Le mois de juillet 2023 a été l’un des plus chauds jamais enregistrés. Les villes doivent dorénavant apprendre à composer avec des vagues de chaleur importantes. Les stratégies pour permettre à la population et aux touristes de se rafraîchir sont multiples. Certaines municipalités proposent par exemple des piscines attrayantes, dont certaines donnent accès à des bassins naturels tels que des rivières ou des fleuves. Ces initiatives peuvent toutefois s’avérer onéreuses et demandent une surveillance accrue des baigneurs. Dans le contexte de la pénurie de surveillants-sauveteurs, plusieurs services de loisirs doivent composer avec des enjeux importants afin d’assurer la sécurité des visiteurs. Malgré tout, les stratégies pour se rafraîchir sont multiples, et les municipalités font preuve de créativité pour ajouter des îlots de fraîcheur.

Des points d’eau accessibles dans les milieux urbains

En France, la tenue des Jeux olympiques de Paris, prévue en 2024, permettra aux Parisiens de renouer avec la Seine. Les élus avaient garanti de rendre certains tronçons du fleuve, interdit de baignade depuis 1923, accessibles pour se rafraîchir. Chose promise, chose due, un espace surveillé et délimité sera praticable prochainement. Un aménagement de douches, des vestiaires ainsi que des casiers seront construits sur un ponton.

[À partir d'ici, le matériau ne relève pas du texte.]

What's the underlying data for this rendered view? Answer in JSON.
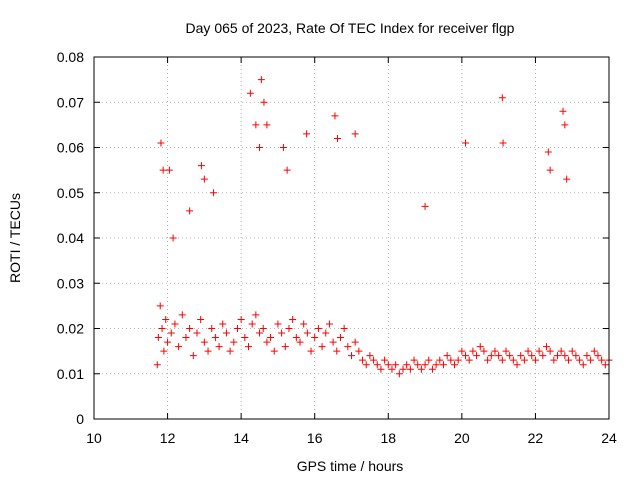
{
  "chart_data": {
    "type": "scatter",
    "title": "Day 065 of 2023, Rate Of TEC Index for receiver flgp",
    "xlabel": "GPS time / hours",
    "ylabel": "ROTI / TECUs",
    "xlim": [
      10,
      24
    ],
    "ylim": [
      0,
      0.08
    ],
    "x_ticks": [
      10,
      12,
      14,
      16,
      18,
      20,
      22,
      24
    ],
    "y_ticks": [
      0,
      0.01,
      0.02,
      0.03,
      0.04,
      0.05,
      0.06,
      0.07,
      0.08
    ],
    "x_tick_labels": [
      "10",
      "12",
      "14",
      "16",
      "18",
      "20",
      "22",
      "24"
    ],
    "y_tick_labels": [
      "0",
      "0.01",
      "0.02",
      "0.03",
      "0.04",
      "0.05",
      "0.06",
      "0.07",
      "0.08"
    ],
    "grid": true,
    "marker": "+",
    "color": "#ff0000",
    "data_range_x": [
      11.7,
      24
    ],
    "series": [
      {
        "name": "ROTI",
        "x": [
          11.72,
          11.75,
          11.8,
          11.85,
          11.9,
          11.95,
          12.0,
          12.1,
          12.2,
          12.3,
          12.4,
          12.5,
          12.6,
          12.7,
          12.8,
          12.9,
          13.0,
          13.1,
          13.2,
          13.3,
          13.4,
          13.5,
          13.6,
          13.7,
          13.8,
          13.9,
          14.0,
          14.1,
          14.2,
          14.3,
          14.4,
          14.5,
          14.6,
          14.7,
          14.8,
          14.9,
          15.0,
          15.1,
          15.2,
          15.3,
          15.4,
          15.5,
          15.6,
          15.7,
          15.8,
          15.9,
          16.0,
          16.1,
          16.2,
          16.3,
          16.4,
          16.5,
          16.6,
          16.7,
          16.8,
          16.9,
          17.0,
          17.1,
          17.2,
          17.3,
          17.4,
          17.5,
          17.6,
          17.7,
          17.8,
          17.9,
          18.0,
          18.1,
          18.2,
          18.3,
          18.4,
          18.5,
          18.6,
          18.7,
          18.8,
          18.9,
          19.0,
          19.1,
          19.2,
          19.3,
          19.4,
          19.5,
          19.6,
          19.7,
          19.8,
          19.9,
          20.0,
          20.1,
          20.2,
          20.3,
          20.4,
          20.5,
          20.6,
          20.7,
          20.8,
          20.9,
          21.0,
          21.1,
          21.2,
          21.3,
          21.4,
          21.5,
          21.6,
          21.7,
          21.8,
          21.9,
          22.0,
          22.1,
          22.2,
          22.3,
          22.4,
          22.5,
          22.6,
          22.7,
          22.8,
          22.9,
          23.0,
          23.1,
          23.2,
          23.3,
          23.4,
          23.5,
          23.6,
          23.7,
          23.8,
          23.9,
          24.0,
          11.82,
          11.88,
          12.05,
          12.15,
          12.92,
          13.0,
          14.25,
          14.4,
          14.5,
          14.55,
          14.62,
          14.7,
          15.15,
          15.25,
          15.78,
          16.55,
          16.62,
          17.1,
          20.1,
          21.1,
          21.12,
          22.35,
          22.4,
          22.75,
          22.8,
          22.85,
          19.0,
          12.6,
          13.25
        ],
        "y": [
          0.012,
          0.018,
          0.025,
          0.02,
          0.015,
          0.022,
          0.017,
          0.019,
          0.021,
          0.016,
          0.023,
          0.018,
          0.02,
          0.014,
          0.019,
          0.022,
          0.017,
          0.015,
          0.02,
          0.018,
          0.016,
          0.021,
          0.019,
          0.015,
          0.017,
          0.02,
          0.022,
          0.018,
          0.016,
          0.021,
          0.023,
          0.019,
          0.02,
          0.017,
          0.018,
          0.015,
          0.021,
          0.019,
          0.016,
          0.02,
          0.022,
          0.018,
          0.017,
          0.021,
          0.019,
          0.015,
          0.018,
          0.02,
          0.016,
          0.019,
          0.021,
          0.017,
          0.015,
          0.018,
          0.02,
          0.016,
          0.014,
          0.017,
          0.015,
          0.013,
          0.012,
          0.014,
          0.013,
          0.012,
          0.011,
          0.013,
          0.012,
          0.011,
          0.012,
          0.01,
          0.011,
          0.012,
          0.011,
          0.013,
          0.012,
          0.011,
          0.012,
          0.013,
          0.011,
          0.012,
          0.013,
          0.012,
          0.014,
          0.013,
          0.012,
          0.013,
          0.015,
          0.014,
          0.013,
          0.015,
          0.014,
          0.016,
          0.015,
          0.013,
          0.014,
          0.015,
          0.014,
          0.013,
          0.015,
          0.014,
          0.013,
          0.012,
          0.014,
          0.013,
          0.015,
          0.014,
          0.013,
          0.015,
          0.014,
          0.016,
          0.015,
          0.013,
          0.014,
          0.015,
          0.014,
          0.013,
          0.015,
          0.014,
          0.013,
          0.012,
          0.014,
          0.013,
          0.015,
          0.014,
          0.013,
          0.012,
          0.013,
          0.061,
          0.055,
          0.055,
          0.04,
          0.056,
          0.053,
          0.072,
          0.065,
          0.06,
          0.075,
          0.07,
          0.065,
          0.06,
          0.055,
          0.063,
          0.067,
          0.062,
          0.063,
          0.061,
          0.071,
          0.061,
          0.059,
          0.055,
          0.068,
          0.065,
          0.053,
          0.047,
          0.046,
          0.05
        ]
      }
    ]
  }
}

Une première étape qui pourrait se répéter à différents points d’accès du fleuve iconique.

Source : Ville de Paris

En Suisse, plusieurs installations permettent de se rafraîchir avec une vue sur l’architecture de la ville. L’initiative « Fountain Dip » invite à se baigner ou à se tremper les pieds dans une sélection de fontaines que l’on compte par milliers sur le territoire suisse. Un programme d’animation gère l’accès dans le but de faire profiter des bénéfices aux passants. Des parcours historiques, des concerts et des activités autour des fontaines permettent aux visiteurs de profiter des installations. La stratégie d’accès à l’eau de la Suisse ne s’arrête pas là. Dans plusieurs villes du pays, la baignade dans les fleuves avoisinants est envisageable. La ville de Zurich rend accessible des plages fluviales aménagées permettant de plonger dans la rivière Limmat. À Bâle, il est possible de nager dans le Rhin muni d’un sac étanche coloré en forme de poisson, le « Wickelfisch ». Les nageurs peuvent donc ranger leurs vêtements dans le sac de natation inventé à Bâle, ce dernier permet de s’assurer d’être vu. Le sac est d’ailleurs devenu un souvenir touristique convoité et est vendu à l’office de tourisme de la région. Des contrôles réguliers assurent que la qualité de l’eau est adéquate à la baignade.

Source : This is Basel

Dans la ville d’Helsinki, plusieurs plages sont accessibles sans sortir de la ville. La plage de Veijarivuoren uimaranta est un lieu convoité pour se détendre et offre une vue magnifique sur le golfe de Finlande, le site dispose d’une petite aire de jeux pour les enfants. L’accès est en concordance avec le « droit d’accès à la nature » finlandais, valorisant que chacun puisse circuler librement dans les forêts et autres espaces naturels. La seule condition d’usage est de faire preuve de respect et de ne laisser aucun détritus. La ville de Londres quant à elle offre l’opportunité d’apprendre à nager, à se détendre et même de prendre un bain en eau froide durant la saison hivernale dans les étangs d’Hampstead heath.

Au Québec 

À l’été 2023, la Commission de la capitale nationale du Québec a fait l’inauguration des infrastructures aquatiques de la phase 3 de la promenade Samuel-De-Champlain. Le projet permet de redonner à la population un accès au littoral du fleuve, un attrait certain pour les touristes de la ville. La Baie de Beauport et le Bassin Louise proposent aussi des points d’eau à proximité de la ville de Québec. À Montréal et à Laval, la Fondation Rivières met à disposition une carte dans le but de répertorier les lieux potentiels de baignade, le site communique la qualité de l’eau.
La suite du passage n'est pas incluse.